そして、その思いが冒頭に記した「二十一世紀に生きる君たちへ」を書かせ、未来を担う子供たちに次代を託したのである。少しその文章を引用してみるー。
司馬さんはまず、「人間は、自分で生きているのではなく、大きな存在によって生かされている。」として、自然を破壊しつづけてきた現代人の放漫さを叱咤し、子供たちには自然との共生を訴える。そしてこういうのだ。

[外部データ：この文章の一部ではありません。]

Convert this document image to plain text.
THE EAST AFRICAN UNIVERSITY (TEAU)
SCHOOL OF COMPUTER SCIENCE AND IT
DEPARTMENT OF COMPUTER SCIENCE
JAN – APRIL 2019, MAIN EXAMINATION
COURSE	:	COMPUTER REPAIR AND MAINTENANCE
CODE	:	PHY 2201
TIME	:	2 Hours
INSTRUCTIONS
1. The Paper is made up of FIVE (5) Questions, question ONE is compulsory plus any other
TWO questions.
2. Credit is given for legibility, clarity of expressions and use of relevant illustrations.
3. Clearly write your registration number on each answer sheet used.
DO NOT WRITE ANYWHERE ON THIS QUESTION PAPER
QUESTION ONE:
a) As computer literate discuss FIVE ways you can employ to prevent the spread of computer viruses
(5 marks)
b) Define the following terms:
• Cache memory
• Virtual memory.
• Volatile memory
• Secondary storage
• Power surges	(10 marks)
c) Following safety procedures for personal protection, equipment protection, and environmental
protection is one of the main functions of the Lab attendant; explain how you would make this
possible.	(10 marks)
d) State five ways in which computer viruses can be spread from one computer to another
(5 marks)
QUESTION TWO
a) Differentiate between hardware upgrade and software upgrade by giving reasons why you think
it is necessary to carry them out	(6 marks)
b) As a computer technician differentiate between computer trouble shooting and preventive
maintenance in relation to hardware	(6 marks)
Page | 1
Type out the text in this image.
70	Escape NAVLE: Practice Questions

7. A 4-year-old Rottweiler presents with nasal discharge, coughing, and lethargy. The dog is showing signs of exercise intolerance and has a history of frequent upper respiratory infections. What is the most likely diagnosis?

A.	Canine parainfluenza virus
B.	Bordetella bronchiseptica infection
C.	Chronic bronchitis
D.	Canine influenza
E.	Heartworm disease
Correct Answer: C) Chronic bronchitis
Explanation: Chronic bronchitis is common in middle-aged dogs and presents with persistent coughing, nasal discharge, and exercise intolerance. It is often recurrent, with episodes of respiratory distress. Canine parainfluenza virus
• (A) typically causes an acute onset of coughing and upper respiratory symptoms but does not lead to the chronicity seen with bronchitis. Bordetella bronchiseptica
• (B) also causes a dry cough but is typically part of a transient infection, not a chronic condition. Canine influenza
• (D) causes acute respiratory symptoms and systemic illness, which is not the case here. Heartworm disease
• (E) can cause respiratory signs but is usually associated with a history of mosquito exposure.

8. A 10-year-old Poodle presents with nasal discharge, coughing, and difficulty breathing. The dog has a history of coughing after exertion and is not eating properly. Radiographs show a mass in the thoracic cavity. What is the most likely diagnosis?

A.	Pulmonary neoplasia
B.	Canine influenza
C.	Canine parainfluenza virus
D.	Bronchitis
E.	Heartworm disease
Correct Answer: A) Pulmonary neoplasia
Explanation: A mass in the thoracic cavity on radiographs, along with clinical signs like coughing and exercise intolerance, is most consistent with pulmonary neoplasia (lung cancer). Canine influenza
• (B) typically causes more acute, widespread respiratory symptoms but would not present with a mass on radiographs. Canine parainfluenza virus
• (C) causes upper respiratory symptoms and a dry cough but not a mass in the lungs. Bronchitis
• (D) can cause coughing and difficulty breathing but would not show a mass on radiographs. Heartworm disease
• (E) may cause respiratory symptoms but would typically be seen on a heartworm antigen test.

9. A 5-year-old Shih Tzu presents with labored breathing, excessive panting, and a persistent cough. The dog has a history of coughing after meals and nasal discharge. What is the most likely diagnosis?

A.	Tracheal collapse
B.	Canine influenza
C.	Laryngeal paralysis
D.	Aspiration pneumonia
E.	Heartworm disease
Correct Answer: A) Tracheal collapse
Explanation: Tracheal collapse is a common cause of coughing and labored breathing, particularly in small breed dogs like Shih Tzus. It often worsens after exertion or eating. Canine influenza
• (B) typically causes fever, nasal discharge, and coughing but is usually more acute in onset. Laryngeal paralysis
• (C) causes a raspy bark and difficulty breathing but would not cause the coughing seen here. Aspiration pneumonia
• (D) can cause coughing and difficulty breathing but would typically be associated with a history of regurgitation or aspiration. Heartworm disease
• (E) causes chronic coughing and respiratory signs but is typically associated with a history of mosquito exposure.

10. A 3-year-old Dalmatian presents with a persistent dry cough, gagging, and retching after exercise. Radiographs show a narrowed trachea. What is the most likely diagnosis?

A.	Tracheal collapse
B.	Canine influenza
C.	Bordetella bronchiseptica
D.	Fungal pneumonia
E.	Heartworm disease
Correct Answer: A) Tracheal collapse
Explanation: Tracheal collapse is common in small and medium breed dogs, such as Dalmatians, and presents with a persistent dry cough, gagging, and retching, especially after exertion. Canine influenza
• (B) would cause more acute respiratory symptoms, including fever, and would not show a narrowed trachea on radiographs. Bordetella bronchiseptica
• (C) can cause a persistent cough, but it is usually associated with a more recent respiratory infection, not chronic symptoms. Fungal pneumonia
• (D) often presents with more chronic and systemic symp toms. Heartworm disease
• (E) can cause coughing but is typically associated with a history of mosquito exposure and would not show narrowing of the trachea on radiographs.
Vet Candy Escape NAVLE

君たちはいつの時代でもそうであったように、自己を確率せねばならない。
──自分に厳しく、相手には優しく。
という自己を。
そして、すなおでかしこい自己を。
(中略)
このため、助け合う、ということが、人間にとって、大きな道徳になっている。
助け合うという気持ちや行動のもとのものは、いたわりという感情である。
他人の痛みを感じることと言ってもいい。
(中略)
この根っこの感情が、自己の中でしっかり根づいていけば、他民族へのいたわりという気持ちもわき出てくる。
(中略)
鎌倉時代の武士達は、
「たのもしさ」
ということを、たいせつにしてきた。人間は、いつの時代でもたのもしい人格を持たねばならない。人間というのは、男女とも、たのもしくない人格にみりょくを感じないのである。
(中略)
以上のことは、いつの時代になっても、人間が生きてゆくうえで、欠かすことができないこころがまえというものである。
無責任で放漫な現代の大人たちに照らし合わせ、司馬さんは子供達に、「自己を確率せよ、自分に厳しく、他人にやさしくあれ、そしてたのもしく生きろ」と、人が人として生きる人生の原則を優しく訴えるのである。